Canivet J L, Damas P, Lamy M
Department of Anesthesiology and Intensive Care, University Hospital of Liège, Belgium.
Acta Anaesthesiol Belg. 1990;41(1):47-50.
Severe acute hypercalcemia (4.03 mmol/l) developed in a 50 years old woman after head and intraabdominal trauma (and splenectomy). After failure to correct the calcium levels by intravenous saline, furosemide, steroids and calcitonin, two hemodialyses were performed; definitive control of hypercalcemia was obtained by intravenous (3-amino-1-hydroxypropylidene)-1.1-bisphosphonic acid (APD). APD is a new drug analog of pyrophosphate; its main property is to block bone resorption, irrespective of its stimulus. As suspected by clinical and laboratory data and confirmed by arteriographic findings, surgery and pathologic examination, the underlying pathology was a mild primary hyperparathyroidism which was acutely worsened (parathyroid crisis) in the course of the trauma. Definitive treatment consisted of the removal of the adenoma responsible of the hyperparathyroidism.

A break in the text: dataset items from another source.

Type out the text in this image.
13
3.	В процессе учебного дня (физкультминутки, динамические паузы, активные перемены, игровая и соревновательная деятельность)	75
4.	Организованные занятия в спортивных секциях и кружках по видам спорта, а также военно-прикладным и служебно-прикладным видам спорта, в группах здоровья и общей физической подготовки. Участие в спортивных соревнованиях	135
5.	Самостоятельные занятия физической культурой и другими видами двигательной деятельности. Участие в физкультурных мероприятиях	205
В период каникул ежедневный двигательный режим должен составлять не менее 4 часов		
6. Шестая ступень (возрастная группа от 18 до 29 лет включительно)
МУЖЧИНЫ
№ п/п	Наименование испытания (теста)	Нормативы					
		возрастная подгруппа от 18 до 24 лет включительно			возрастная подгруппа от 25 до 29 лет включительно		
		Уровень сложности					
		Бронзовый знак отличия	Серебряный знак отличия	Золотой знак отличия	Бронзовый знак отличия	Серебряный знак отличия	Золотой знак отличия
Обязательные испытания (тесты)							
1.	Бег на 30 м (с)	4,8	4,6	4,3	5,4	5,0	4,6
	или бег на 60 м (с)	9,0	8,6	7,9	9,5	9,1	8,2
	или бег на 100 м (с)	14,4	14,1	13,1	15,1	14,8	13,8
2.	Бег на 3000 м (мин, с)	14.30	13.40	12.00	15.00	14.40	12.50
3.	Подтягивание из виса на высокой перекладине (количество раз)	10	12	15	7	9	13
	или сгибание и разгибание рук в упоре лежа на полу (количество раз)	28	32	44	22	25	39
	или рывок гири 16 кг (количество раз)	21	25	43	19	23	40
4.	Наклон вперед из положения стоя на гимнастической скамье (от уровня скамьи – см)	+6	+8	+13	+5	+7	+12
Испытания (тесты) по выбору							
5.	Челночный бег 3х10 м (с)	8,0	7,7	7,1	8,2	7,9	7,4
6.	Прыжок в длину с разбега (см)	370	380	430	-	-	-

一名50岁女性在头部和腹部创伤(以及脾切除术后)后出现严重急性高钙血症(4.03 mmol/l)。在通过静脉输注生理盐水、呋塞米、类固醇和降钙素未能纠正钙水平后,进行了两次血液透析;通过静脉注射(3-氨基-1-羟基亚丙基)-1,1-二膦酸(APD)获得了高钙血症的最终控制。APD是一种新的焦磷酸盐类似物;其主要特性是阻断骨吸收,无论其刺激因素如何。正如临床和实验室数据所怀疑并经动脉造影结果、手术及病理检查所证实的那样,潜在病理是轻度原发性甲状旁腺功能亢进,在创伤过程中急性加重(甲状旁腺危象)。确定性治疗包括切除导致甲状旁腺功能亢进的腺瘤。